Given the use of CRUSTX.X, perhaps it is something worth fixing. If so, GG would like to offer some prescriptions for improving the situation:
- Make the raw data being used public. Yes, there are some points that would vanish because some folks provided data with restrictions, but the inflow of new observations should overwhelm that. Ideally a way for individuals to contribute their own observations would help. Yeah, something like this is probably developing in IRIS or with the various NSF digital earth initiatives like EarthCube. Make it obviously linked to CRUST.
- Describe how the dataset is built. Yeah, sausage factory, GG understands. But the Mooney et al. paper isn’t exceptionally clear on all points, and presumably some things are now being done differently in CRUST2.0 and CRUST1.0. If we know what is going on, we know what we can trust and what we shouldn’t trust.
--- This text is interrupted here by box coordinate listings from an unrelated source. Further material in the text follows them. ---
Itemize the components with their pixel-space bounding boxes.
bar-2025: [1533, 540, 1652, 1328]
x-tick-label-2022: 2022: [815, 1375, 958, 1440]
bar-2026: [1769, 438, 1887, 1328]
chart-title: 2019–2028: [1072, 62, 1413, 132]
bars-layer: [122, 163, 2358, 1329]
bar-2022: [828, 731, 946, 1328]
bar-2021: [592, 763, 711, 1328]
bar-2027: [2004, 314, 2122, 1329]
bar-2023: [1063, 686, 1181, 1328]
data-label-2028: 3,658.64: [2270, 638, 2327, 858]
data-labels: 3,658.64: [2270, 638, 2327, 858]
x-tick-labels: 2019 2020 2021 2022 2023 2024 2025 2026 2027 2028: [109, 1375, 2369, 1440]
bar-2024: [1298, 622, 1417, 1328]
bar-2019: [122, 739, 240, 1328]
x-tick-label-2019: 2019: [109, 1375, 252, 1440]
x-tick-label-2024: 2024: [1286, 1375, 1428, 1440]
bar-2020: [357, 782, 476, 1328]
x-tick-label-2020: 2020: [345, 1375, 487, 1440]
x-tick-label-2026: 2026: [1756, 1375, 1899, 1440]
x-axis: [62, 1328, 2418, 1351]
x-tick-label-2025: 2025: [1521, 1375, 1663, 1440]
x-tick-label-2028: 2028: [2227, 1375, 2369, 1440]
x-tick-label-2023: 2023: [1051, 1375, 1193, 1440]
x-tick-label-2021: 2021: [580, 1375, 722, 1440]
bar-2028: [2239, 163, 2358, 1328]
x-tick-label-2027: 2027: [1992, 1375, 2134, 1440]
- Quit distributing derived parameters with CRUST. If this is a P-wave model, then just distribute it that way. Providing tools to allow workers to convert P-velocities to other parameters is fine (and allows for experimentation in sensitivity there too, e.g., using Brocher instead of Christensen and Mooney), but unless separate constraints are used, let’s not make it seem as though there is more to this than there really is. With the rapid growth of shear wave crustal models, though, it is quite possible that an independent S-wave version of CRUST could be made.
- Provide uncertainties with CRUST releases. Don’t be afraid of large numbers–if we don’t know, we don’t know.
- Begin to research the spatial statistics of these values. Is there a spatial coherence? At what distances do they go away? Are there any negative covariances? You need (1) done for anybody to make headway with this.
- Develop tools to propagate uncertainties related to CRUSTX.X. For instance, some teleseismic body wave tomographers use CRUST2.0 to remove the crust. If we have the uncertainties from (4) without covariances, we might blow the uncertainties on our residual travel times. For many refraction profiles, for instance, the intercept time from the Pn branch is well constrained, which means that while lower crustal velocities and thicknesses might be uncertain, the travel time across the lower crust is pretty well constrained and so the covariance between parameters can collapse the total uncertainty on some parameters like vertical travel time.
Easy? No. Crust is an ugly mess and conveying how well or poorly we know it is hard work. Clearly most researchers don’t want to reproduce the data gathering Mooney and associates did or Laske and associates (presumably) continue to do.